Bayesian regression is a statistical method that uses Bayes’ theorem to estimate the probability distribution of model parameters given the observed data. The process involves defining a prior distribution for the parameters, updating this distribution using the observed data through Bayes’ theorem, and obtaining the posterior distribution of the parameters.

The following steps outline the process of developing a Bayesian linear regression model:

1. Defining the model: We define the linear regression model, where the dependent variable is a linear combination of the independent variables with Gaussian noise.

2. Specifying prior distributions: We assign prior distributions for the model parameters. This can be done using a conjugate prior if available; otherwise, a noninformative prior can be used.

3. Calculating the posterior distribution: We use Bayes’ theorem to calculate the posterior distribution of the parameters given the observed data. This involves multiplying the likelihood of the observed data presented in the parameters by the prior distribution of the parameters.
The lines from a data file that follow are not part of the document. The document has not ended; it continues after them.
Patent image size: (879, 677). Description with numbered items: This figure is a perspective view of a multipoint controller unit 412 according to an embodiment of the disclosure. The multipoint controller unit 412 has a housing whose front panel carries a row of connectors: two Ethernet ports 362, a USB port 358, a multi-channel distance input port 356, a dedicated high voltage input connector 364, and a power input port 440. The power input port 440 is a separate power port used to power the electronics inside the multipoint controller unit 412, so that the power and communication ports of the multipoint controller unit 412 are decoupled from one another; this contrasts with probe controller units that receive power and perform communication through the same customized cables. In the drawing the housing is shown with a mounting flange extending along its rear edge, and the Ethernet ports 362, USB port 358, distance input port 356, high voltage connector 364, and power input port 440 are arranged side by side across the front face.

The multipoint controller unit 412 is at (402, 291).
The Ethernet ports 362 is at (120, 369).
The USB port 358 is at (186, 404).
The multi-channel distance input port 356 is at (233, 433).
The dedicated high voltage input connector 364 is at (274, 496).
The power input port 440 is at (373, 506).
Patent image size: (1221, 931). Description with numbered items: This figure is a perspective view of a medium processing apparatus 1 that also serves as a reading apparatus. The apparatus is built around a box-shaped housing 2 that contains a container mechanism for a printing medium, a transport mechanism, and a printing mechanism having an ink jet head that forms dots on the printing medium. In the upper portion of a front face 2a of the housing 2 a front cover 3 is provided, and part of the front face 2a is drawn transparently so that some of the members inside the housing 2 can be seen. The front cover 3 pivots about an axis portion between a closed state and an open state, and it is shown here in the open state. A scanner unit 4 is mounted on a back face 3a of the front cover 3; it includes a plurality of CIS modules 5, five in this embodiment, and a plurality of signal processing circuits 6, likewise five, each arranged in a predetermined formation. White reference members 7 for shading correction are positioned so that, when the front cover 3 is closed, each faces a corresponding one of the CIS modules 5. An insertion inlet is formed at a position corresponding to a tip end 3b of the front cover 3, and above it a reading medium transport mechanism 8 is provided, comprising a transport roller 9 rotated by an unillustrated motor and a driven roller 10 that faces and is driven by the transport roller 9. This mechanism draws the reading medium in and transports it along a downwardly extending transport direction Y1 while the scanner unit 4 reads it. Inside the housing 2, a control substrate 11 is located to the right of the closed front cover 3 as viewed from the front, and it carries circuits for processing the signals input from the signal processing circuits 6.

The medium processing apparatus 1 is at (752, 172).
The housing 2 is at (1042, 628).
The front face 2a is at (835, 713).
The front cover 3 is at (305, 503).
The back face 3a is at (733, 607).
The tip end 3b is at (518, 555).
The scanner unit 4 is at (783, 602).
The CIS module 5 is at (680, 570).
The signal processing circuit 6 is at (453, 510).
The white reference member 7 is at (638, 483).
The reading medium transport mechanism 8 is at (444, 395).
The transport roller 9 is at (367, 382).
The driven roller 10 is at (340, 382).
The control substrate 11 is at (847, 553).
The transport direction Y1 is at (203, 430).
4. Obtaining point estimates: Once we calculate the posterior distribution, we obtain point estimates for the parameters using the MAP estimator or the mean of the posterior distribution.

5. Making predictions: We make predictions for new data by obtaining the predictive distribution, the distribution of the dependent variable given the independent variables, and the parameters.

6. Comparing models: Finally, we compare multiple models using model selection criteria such as the Bayesian information criteria (BIC) or the deviance information criterion (DIC) to choose the best-fitting model.